Why @charivo/realtime/remote Is The Default
- it is the recommended production path
- it works through your own server route
- it resolves a browser transport adapter from its registry
- the built-in resolver maps OpenAI WebRTC traffic to the current adapter defaults
Today, that usually means the OpenAI Agents WebRTC bootstrap flow.
Client Choices
Remote
@charivo/realtime/remote- best default for production browser apps
- adapter-aware and server-mediated
OpenAI Agents SDK Transport
@charivo/realtime/openai-agents- current OpenAI Agents SDK transport client and adapter
- useful when you need to own the underlying browser client directly
Legacy Low-Level OpenAI Transport
@charivo/realtime/openai- older low-level OpenAI WebRTC path
- mainly useful for legacy compatibility and debugging
What @charivo/realtime Owns
- session state
- tool registry
- typed session config helpers
- in-place
updateSession(...)session patching - reconnect orchestration and reconnect observability events
- relaying realtime output into the Charivo event stream
RealtimeManager intentionally uses setEventEmitter(...), not the full event
bus. It emits realtime, tool, text, and lip-sync related events back into core.
Local tool calls are checked against the registered tool definition before the
handler runs. The built-in validator covers required, enum, and basic JSON
Schema type fields; invalid arguments emit realtime:tool:error and return a
failure tool result. Nested object/array schemas, additionalProperties, and
union type arrays are not enforced.
Avatar expression/motion/gaze tools are optional and now live in
@charivo/realtime-avatar. Use a result projector when you want those tool
results bridged back into realtime:expression, realtime:motion, and
realtime:gaze.
Reconnect Behavior
When the browser transport drops temporarily, the manager keeps the realtime session active and attempts recovery with the latest effective config.

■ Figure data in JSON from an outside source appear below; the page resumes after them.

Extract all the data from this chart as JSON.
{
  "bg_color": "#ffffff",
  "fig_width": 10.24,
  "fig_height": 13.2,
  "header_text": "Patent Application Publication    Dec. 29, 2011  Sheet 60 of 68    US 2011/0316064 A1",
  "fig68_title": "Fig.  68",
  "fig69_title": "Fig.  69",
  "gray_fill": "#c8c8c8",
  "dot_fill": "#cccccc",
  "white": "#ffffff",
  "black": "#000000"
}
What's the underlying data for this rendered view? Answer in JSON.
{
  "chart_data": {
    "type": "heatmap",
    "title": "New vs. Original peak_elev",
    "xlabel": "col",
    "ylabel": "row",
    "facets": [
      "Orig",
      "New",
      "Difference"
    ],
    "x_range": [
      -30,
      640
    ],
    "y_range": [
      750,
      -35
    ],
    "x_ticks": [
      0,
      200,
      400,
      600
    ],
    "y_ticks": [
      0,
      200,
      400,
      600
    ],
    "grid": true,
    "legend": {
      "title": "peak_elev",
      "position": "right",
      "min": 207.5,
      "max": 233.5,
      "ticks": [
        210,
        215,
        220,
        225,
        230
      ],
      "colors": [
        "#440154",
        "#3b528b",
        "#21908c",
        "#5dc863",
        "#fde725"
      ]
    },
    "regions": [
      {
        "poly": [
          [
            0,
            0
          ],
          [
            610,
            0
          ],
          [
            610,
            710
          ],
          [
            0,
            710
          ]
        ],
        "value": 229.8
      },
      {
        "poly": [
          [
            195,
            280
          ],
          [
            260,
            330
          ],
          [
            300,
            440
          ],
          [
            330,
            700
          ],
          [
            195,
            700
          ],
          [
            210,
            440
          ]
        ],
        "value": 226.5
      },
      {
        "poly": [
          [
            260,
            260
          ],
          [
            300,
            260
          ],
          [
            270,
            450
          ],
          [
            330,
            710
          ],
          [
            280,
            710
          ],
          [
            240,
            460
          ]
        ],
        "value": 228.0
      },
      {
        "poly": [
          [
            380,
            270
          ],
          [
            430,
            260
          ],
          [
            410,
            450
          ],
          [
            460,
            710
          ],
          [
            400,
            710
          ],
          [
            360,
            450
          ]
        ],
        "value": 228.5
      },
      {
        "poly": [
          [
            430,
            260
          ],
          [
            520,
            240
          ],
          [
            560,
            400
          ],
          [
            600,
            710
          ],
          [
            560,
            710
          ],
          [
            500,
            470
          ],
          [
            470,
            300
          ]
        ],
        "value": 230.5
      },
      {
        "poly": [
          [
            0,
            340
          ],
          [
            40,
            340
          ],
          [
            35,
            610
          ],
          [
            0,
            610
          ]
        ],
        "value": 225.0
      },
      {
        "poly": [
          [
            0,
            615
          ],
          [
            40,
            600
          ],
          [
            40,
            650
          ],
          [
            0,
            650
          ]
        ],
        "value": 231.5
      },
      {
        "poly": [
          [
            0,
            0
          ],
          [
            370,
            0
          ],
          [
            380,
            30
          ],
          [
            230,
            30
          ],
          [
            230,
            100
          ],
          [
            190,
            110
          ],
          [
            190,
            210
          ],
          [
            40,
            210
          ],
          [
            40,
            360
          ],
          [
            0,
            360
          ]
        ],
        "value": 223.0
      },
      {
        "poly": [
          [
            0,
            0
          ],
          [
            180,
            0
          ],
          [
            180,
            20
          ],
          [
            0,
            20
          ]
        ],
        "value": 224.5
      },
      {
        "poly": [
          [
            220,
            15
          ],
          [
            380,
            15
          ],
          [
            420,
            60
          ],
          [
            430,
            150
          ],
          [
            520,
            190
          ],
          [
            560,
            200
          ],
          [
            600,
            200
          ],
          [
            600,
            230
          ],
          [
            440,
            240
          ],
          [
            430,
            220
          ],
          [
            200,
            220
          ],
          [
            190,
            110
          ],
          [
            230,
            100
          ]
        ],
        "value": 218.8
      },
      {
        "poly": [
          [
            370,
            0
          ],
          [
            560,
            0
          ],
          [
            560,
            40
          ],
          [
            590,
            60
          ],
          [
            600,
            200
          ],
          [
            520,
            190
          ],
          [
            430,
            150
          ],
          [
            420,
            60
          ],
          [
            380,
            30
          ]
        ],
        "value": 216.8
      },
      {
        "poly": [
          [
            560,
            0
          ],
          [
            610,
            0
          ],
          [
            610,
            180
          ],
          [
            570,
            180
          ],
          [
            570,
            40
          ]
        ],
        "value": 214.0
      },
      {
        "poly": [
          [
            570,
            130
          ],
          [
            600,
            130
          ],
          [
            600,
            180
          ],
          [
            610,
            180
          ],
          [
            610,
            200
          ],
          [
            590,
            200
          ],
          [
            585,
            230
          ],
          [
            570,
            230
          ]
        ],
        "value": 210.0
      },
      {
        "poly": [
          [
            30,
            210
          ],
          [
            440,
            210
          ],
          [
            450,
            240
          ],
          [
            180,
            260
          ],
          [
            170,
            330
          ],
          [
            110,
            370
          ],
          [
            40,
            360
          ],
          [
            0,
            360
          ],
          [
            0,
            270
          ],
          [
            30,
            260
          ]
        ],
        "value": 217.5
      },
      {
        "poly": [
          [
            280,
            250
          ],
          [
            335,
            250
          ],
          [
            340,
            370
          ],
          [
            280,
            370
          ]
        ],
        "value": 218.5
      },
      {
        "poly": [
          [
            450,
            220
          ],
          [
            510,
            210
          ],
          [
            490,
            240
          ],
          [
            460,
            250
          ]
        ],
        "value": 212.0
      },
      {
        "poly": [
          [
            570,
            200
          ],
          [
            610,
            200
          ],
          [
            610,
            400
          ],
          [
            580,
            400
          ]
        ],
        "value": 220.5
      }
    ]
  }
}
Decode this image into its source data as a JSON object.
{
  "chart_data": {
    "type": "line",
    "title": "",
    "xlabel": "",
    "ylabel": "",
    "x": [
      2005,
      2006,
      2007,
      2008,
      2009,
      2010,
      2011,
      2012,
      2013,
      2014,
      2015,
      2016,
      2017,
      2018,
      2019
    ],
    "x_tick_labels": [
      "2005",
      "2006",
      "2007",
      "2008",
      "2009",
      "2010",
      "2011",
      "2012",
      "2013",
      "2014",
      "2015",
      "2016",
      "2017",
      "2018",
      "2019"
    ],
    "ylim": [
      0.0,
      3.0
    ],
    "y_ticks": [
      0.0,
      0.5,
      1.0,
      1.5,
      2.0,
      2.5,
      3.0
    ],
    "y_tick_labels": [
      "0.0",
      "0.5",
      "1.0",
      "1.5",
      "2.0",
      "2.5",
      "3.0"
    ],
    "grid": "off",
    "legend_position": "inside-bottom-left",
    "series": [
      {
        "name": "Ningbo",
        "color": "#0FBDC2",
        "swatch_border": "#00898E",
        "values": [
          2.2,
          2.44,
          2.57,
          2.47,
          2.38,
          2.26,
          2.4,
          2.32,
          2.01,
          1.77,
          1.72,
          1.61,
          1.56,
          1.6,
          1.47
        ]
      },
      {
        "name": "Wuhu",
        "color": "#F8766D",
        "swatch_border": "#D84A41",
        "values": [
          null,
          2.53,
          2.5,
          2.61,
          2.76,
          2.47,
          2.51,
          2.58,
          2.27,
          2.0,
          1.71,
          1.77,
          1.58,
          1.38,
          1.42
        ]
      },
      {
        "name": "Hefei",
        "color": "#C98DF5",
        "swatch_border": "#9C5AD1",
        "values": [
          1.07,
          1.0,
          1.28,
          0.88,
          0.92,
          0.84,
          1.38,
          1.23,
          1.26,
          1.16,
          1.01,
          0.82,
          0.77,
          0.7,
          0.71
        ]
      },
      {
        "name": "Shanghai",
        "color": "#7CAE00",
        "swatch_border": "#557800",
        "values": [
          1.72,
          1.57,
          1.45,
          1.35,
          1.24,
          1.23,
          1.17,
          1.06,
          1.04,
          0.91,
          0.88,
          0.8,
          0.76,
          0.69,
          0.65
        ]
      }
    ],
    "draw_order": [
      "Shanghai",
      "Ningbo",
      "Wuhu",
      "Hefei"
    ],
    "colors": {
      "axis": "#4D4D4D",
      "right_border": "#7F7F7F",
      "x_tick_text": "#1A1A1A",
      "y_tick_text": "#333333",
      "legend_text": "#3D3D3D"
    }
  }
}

state.session.statusstays"active"during recoverystate.connectionswitches back to"connecting"until recovery succeeds- successful reconnects do not emit synthetic
realtime:session:start/end updateSession(...)still updates the cached base config while reconnectingsendMessage(...),sendAudioChunk(...), andinterrupt()reject while the connection is recoveringrealtime:reconnect:attempt,realtime:reconnect:success, andrealtime:reconnect:exhaustedare emitted for observability
Provider Route
The server route typically uses @charivo/server/openai:
const provider = createOpenAIRealtimeProvider({
apiKey: process.env.OPENAI_API_KEY!,
});
const bootstrap = await provider.createSession({
adapter: "openai-agents-webrtc",
transport: "webrtc",
session: {
provider: "openai",
model: "gpt-realtime-mini",
voice: "marin",
},
});
If model or voice are omitted from an OpenAI realtime session, the OpenAI
provider applies its OpenAI-specific defaults before calling OpenAI. Apps can
still pass those fields explicitly when they need deterministic provider
configuration.
Alternatives
- Use the direct Agents transport package when you need to own the realtime transport client directly in the browser.
- Use the legacy low-level package only when you intentionally depend on the older
openai-webrtcflow. - Use turn-based STT and TTS when you do not need continuous live sessions.